Tuesday, July 16, 2013
Virginia’s rural hospitals have a tough job even if they weren’t tormented by funding cuts and threats of more cuts. Their patients are aging, have fewer resources and are typically in poorer health than those served by urban and suburban hospitals. It’s a volatile combination, made more potent with the small pool of people reliant on these crucial providers, that makes for unpredictable financial challenges.
Because rural hospitals also are more dependent on Medicare and Medicaid reinbursements, changes and uncertainties in those programs are buffeting these small medical facilities this year.
“It’s a whole list of different things putting pressure on them,” said U.S. Rep. Morgan Griffith, a Republican whose 9th District is home to most of Virginia’s rural hospitals.
Griffith and a bipartisan group of lawmakers are working to preserve two programs that assist small hospitals and those serving a patient population in which at least 60 percent are covered by Medicare. Both expire this year without congressional action. Additionally, President Obama’s proposed budget includes cuts to a third program for the smallest rural hospitals.
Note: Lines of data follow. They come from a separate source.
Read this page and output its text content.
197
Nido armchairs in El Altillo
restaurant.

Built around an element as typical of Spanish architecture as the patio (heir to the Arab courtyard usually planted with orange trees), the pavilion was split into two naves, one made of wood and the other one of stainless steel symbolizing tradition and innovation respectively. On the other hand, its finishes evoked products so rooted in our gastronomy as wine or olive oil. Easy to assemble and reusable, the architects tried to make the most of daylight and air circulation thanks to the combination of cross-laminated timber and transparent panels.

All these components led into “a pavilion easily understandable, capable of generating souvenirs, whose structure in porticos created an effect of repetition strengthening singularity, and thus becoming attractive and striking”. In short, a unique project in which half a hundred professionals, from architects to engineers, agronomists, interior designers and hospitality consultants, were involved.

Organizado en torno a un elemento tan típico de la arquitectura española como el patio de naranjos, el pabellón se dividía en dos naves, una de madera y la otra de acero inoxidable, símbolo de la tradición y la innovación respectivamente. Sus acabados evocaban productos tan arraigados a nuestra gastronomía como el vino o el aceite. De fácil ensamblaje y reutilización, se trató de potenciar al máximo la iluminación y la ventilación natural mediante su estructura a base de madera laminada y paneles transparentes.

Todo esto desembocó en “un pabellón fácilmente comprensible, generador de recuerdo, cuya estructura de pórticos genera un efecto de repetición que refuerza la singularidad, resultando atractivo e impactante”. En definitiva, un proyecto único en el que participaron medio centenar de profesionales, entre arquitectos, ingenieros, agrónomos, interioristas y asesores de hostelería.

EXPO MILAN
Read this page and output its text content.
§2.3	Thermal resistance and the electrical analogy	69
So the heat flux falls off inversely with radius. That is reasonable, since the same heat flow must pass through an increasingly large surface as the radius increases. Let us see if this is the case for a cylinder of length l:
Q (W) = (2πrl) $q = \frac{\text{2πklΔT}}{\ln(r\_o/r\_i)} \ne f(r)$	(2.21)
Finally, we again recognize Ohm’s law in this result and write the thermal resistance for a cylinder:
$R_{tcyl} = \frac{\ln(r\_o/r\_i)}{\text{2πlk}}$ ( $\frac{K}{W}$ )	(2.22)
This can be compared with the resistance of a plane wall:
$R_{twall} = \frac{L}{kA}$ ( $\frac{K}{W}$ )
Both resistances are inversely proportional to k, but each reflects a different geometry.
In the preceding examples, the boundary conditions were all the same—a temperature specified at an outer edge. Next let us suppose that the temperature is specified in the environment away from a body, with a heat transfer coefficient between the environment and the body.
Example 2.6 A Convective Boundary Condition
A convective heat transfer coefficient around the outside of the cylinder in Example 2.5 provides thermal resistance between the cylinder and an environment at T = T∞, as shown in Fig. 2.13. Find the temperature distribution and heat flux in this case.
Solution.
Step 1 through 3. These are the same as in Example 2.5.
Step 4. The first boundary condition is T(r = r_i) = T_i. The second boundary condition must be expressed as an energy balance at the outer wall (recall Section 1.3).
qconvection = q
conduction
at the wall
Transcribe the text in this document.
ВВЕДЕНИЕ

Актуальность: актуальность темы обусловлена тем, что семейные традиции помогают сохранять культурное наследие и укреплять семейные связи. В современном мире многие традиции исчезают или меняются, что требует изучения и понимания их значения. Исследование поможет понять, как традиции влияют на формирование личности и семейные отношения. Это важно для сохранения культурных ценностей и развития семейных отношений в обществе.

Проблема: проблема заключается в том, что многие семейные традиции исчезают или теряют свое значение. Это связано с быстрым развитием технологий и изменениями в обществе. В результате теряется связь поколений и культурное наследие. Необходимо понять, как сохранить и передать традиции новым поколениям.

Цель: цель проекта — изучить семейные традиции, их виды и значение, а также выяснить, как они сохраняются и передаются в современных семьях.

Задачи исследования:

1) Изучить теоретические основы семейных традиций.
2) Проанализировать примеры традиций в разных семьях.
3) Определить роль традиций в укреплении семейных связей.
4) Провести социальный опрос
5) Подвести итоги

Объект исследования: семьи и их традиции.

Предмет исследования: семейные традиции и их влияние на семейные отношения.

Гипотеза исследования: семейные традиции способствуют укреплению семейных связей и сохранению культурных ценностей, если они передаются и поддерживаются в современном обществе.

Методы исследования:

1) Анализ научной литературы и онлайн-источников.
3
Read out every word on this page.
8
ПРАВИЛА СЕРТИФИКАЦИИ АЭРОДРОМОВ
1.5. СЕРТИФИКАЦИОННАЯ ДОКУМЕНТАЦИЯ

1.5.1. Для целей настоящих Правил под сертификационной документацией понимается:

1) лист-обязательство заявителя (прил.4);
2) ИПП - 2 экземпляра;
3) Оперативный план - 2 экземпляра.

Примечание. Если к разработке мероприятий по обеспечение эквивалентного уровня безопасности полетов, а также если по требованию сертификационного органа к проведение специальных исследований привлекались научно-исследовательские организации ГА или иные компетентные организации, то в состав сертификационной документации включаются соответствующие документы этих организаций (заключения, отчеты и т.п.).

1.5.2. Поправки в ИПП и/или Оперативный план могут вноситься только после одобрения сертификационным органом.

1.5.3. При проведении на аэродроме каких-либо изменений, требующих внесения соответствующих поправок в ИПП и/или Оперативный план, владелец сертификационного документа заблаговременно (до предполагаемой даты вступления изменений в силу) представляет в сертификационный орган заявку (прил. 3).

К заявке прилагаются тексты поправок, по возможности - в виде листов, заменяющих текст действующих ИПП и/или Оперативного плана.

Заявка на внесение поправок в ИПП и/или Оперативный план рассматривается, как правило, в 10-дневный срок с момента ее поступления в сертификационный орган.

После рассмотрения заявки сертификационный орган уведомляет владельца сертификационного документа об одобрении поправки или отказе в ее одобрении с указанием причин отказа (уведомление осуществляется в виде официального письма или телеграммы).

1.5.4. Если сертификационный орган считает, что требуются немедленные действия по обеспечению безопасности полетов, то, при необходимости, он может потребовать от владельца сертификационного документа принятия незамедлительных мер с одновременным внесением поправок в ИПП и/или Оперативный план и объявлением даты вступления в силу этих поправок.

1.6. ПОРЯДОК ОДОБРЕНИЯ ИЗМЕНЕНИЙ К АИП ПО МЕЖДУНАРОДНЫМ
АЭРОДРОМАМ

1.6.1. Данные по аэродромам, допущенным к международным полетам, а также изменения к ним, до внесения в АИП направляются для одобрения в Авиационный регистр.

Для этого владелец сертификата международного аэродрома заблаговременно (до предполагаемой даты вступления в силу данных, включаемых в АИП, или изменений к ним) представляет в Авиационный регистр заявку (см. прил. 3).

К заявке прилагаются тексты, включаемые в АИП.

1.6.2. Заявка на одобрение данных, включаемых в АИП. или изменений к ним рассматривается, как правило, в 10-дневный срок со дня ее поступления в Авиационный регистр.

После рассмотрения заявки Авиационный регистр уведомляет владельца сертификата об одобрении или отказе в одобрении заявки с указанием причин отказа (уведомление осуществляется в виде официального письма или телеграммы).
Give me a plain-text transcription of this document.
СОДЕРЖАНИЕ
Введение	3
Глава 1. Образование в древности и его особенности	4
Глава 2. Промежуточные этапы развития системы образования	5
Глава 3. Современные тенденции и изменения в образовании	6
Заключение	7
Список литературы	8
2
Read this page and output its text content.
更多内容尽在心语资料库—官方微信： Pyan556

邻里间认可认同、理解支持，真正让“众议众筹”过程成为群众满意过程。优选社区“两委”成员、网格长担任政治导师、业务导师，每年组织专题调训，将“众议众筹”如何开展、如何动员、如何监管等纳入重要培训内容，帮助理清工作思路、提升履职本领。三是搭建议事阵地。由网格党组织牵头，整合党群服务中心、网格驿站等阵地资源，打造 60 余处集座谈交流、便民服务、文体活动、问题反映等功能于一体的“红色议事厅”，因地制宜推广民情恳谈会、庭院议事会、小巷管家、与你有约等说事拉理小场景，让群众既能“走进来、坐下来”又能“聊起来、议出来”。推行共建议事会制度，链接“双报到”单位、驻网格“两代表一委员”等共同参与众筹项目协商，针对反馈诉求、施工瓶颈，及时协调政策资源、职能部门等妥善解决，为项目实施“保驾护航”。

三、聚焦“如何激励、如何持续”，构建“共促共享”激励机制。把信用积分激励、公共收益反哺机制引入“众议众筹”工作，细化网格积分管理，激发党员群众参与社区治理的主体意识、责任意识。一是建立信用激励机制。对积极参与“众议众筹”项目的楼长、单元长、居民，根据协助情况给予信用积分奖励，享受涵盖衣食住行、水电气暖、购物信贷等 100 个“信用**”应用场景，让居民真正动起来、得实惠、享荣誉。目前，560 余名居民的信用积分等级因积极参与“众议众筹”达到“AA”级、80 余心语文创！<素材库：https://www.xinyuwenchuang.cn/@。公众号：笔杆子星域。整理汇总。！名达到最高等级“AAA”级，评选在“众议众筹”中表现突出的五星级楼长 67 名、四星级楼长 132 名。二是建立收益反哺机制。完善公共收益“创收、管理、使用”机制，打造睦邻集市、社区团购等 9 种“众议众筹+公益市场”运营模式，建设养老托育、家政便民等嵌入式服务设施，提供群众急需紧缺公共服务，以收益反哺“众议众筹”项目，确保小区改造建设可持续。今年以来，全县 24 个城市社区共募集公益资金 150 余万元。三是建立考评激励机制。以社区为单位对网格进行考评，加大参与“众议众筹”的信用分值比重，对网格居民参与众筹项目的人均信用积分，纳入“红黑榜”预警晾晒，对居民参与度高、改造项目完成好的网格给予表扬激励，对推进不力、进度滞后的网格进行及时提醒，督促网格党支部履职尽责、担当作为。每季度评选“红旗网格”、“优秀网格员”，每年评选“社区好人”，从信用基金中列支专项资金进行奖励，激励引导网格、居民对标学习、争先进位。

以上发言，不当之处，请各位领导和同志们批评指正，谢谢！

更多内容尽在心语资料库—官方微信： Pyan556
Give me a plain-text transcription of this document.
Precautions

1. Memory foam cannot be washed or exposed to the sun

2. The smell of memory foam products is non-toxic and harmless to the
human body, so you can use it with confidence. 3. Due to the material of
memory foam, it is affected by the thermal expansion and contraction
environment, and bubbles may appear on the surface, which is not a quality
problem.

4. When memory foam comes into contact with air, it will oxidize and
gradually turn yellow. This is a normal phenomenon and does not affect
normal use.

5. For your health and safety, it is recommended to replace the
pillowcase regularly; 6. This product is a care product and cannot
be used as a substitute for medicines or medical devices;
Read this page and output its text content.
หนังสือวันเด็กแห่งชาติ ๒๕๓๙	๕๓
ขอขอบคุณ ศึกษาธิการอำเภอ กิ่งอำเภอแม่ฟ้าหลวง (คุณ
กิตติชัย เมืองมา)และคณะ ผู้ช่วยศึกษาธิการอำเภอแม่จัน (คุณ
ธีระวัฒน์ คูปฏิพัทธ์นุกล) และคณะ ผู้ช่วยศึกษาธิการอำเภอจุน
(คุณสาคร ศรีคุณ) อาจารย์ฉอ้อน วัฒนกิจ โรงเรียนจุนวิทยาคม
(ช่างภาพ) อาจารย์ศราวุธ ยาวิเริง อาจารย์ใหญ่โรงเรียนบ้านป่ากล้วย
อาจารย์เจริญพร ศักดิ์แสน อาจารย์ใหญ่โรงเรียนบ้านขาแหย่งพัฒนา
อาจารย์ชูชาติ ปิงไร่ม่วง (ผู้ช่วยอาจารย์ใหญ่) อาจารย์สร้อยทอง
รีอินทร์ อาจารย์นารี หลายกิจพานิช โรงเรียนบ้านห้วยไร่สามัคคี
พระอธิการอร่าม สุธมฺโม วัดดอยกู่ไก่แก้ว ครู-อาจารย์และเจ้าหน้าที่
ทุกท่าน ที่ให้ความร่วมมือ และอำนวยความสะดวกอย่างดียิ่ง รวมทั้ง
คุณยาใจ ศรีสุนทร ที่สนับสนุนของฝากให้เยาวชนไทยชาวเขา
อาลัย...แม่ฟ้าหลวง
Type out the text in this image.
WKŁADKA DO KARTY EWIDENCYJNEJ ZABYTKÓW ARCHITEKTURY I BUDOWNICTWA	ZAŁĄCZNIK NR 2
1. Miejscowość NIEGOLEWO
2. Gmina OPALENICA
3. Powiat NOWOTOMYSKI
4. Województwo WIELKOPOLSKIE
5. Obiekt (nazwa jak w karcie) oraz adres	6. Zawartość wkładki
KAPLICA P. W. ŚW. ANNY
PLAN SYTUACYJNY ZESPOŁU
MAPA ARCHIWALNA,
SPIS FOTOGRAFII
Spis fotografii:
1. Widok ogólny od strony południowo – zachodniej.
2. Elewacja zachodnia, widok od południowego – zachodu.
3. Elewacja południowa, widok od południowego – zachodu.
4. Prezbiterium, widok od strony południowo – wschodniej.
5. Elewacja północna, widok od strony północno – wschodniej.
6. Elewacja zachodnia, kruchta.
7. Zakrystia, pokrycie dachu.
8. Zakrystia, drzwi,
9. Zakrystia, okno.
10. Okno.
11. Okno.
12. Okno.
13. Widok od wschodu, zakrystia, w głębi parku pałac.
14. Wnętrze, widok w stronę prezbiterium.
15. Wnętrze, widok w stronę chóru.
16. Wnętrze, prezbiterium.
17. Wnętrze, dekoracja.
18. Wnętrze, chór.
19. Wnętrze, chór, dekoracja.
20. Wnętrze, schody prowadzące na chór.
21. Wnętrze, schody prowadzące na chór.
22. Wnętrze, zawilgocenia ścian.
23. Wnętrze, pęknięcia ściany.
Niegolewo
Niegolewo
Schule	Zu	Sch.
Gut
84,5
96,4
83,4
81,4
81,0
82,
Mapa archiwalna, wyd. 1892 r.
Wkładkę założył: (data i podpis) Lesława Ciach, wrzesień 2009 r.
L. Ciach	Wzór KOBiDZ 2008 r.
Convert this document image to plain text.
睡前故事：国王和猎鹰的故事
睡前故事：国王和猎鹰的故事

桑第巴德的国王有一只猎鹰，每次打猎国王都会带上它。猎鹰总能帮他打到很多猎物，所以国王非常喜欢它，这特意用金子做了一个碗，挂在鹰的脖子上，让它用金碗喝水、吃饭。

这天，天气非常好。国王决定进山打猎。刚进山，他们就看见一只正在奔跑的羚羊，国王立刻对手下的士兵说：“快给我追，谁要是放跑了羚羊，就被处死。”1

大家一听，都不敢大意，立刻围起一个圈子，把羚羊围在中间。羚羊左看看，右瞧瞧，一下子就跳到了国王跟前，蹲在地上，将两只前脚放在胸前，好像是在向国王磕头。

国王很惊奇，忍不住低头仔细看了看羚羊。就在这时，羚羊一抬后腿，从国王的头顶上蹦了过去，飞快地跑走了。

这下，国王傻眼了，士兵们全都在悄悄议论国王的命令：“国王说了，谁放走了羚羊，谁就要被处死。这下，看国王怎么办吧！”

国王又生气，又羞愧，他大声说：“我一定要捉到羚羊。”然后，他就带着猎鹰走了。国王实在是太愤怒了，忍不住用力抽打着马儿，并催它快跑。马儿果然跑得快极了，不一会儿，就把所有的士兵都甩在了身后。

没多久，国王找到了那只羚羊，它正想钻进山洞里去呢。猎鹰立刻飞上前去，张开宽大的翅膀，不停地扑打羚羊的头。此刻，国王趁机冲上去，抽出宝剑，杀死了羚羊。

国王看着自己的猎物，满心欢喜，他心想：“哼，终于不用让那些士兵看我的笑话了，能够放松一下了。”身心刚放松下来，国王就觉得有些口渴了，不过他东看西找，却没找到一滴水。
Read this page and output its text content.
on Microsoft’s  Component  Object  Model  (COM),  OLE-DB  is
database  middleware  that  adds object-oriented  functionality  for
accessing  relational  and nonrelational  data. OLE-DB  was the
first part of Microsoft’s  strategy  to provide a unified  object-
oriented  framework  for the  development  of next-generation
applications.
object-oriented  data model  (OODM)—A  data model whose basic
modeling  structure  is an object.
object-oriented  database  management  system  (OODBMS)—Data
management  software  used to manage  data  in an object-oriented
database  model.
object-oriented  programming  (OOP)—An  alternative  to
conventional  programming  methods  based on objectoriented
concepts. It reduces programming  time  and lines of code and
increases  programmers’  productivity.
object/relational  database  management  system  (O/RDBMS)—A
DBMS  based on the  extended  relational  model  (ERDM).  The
Don Halliwill, Carilion’s chief financial officer, said hospitals in Bedford, Franklin and Tazewell counties could experience cuts estimated at $1.35 million if a program for low-volume hospitals is not extended. Tazewell could lose another $65,000 if a program for concentrated Medicare populations isn’t reauthorized, significant for a hospital with a streamlined staff.
“That’s a nurse,” he said.
All total, those reductions could cost Virginia hospitals $10 million, but it’s the cumulative effect across multiple programs over multiple years that is the real concern. They are already confronting 2 percent across-the-board cuts under the sequester as well as reimbursement reductions under the Affordable Care Act that were made under the assumption that hospitals would benefit from an expansion in Medicaid that may or may not occur in Virginia.
For the short-term, members of Congress must agree to continue programs adopted to halt a wave of rural hospital closures in the 1980s and 1990s. For the longer haul, Congress must institute broader Medicare payment reforms that were not addressed under ACA. The murky and byzantine formulas, all predicated on a zero-sum reimbursement system, pit hospitals with dramatically varied circumstances in a fight for survival that is unfair to the providers as well as the communities and people they serve.